Nova Scotia Duck Tolling Retrievers are very active breeds, and they are also incredibly intelligent.

This means that they require plenty of exercise outside of the home, as well as training and puzzle toys to keep them occupied.

When my Tollers and I lived in our apartment, their exercise and training plan often went something like this:

  • Daily walks around the neighborhood, usually 1-2 miles a day
  • Trips to a park where they could run on a long leash or hikes where they could sniff and explore at least 2-3 times a week
  • Daily training sessions for a total of 15-60 minutes
  • Kongs and other puzzle toys for almost every meal

At one point, I even took up running for a while (and I am NOT a runner!) in order to give my older Toller some more exercise.

If I happen to be sick for a few days, or exceptionally busy, my Tollers are more than capable of resting and spending more of their time inside.

However, it’s not a sustainable plan to only take your Toller on a few occasional outings or adventures and have them be content living in an apartment.

If you are searching for a versatile companion that will be up for every hiking adventure, attempt at trying a new sport, or other activities, a Nova Scotia Duck Tolling Retriever can very well be a good fit for you.

However, if you’d like a dog that can comfortably hang out around your apartment most days without extra effort, Tollers will likely not fit that bill.

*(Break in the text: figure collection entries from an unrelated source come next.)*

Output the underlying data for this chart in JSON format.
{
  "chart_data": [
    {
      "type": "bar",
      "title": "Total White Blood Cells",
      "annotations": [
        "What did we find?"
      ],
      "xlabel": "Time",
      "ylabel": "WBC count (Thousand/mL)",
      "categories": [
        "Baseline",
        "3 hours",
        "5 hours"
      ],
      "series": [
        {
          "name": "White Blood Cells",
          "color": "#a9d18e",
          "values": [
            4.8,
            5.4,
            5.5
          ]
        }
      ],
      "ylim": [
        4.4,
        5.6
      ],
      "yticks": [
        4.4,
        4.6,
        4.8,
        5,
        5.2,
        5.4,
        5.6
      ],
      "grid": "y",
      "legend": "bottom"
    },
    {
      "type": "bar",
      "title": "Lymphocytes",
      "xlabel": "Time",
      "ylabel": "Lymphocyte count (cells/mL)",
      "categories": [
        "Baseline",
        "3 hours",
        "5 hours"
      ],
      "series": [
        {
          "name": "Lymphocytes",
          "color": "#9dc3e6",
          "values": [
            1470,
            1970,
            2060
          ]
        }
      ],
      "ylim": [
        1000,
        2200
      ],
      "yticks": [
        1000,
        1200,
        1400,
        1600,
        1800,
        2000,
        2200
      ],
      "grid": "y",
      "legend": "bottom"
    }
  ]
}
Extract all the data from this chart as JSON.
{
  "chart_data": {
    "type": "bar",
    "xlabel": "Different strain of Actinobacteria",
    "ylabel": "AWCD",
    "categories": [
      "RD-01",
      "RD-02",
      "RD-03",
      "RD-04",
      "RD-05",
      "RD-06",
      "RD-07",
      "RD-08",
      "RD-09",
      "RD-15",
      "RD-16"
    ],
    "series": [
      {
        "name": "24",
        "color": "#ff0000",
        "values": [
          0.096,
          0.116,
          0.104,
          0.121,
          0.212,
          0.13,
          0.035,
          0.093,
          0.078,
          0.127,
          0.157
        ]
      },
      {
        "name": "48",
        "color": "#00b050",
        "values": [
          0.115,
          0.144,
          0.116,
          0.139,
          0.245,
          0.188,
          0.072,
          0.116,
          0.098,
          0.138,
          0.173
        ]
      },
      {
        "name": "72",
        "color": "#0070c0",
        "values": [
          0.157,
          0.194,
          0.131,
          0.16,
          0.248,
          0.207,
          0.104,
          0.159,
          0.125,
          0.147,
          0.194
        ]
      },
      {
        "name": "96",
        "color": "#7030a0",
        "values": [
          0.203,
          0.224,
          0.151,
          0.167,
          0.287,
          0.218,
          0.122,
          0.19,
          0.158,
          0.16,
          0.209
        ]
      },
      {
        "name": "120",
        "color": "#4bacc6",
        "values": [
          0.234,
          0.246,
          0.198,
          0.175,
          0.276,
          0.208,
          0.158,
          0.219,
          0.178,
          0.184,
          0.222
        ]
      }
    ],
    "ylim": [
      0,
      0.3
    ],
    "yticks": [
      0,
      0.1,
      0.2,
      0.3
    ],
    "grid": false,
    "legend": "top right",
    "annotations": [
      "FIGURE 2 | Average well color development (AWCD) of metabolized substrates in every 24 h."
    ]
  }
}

Apartment-Friendly Exercise and Enrichment Ideas

  • Collect enough Kongs, Toppls, and other food puzzle toys to feed your Toller for the week. Once a week, mix their kibble with wet dog food, applesauce, plain yogurt, or the mixings of your choosing and freeze the puzzle toys. Each day, feed your Toller from these puzzle toys. You can replace their entire meals with stuffed Kongs, or offer them in addition to food in their bowl.
  • Find local parks, fields, or parking lots where you can let your Toller stretch their legs. Make or buy a long line – anywhere from 20-100 feet depending on the space. Let your Toller sniff and explore, or play a few repetitions of fetch or chase games.
  • Use a flirt pole. Imagine a giant cat wand toy, for dogs, and you’ve got yourself a flirt pole. This toy can be used to offer your dog short repetitions of high-intensity exercise and is perfect for busy days or when you have limited space to let your Toller physically exercise.
  • Spend time training. Tollers are incredibly smart and thrive on learning new cues. Consider working towards virtual titles or even enroll in a class – local or online – to keep you and your Toller motivated to learn new skills.
  • Take a sniffari. It’s much more enriching for your Toller if you take them on a walk where they can sniff and explore than it is to go on a walk with your Toller remaining in heel position the whole time. Many Tollers have an incredible nose and they are even used as avalanche search and rescue dogs in some locations.
  • Find places to run errands that are dog-friendly. On busy days, I would often choose places to run my errands that would allow dogs if I had the choice so that my Tollers could get out and about while I did necessary shopping. Check ahead of time to make sure pets are allowed, and never try and pass your Toller off as a service dog to get them in a store where pets aren’t allowed.
  • Invest in an assortment of puzzle toys. On days where you want to provide extra mental enrichment, but don’t have a frozen Kong already prepared, you can utilize other options such as snuffle mats, Buster Cubes, the Hound Games Hide N’ Treat, Licki Mats, Nina Ottoson puzzle toys, and many more options as a quick way to prepare a puzzle for your dog.
  • Create DIY enrichment opportunities. Using egg cartons, empty boxes, and toilet paper tubes, you can hide treats within to let your dog shred and destroy. Many dogs also love sniffing out treats hidden around your home.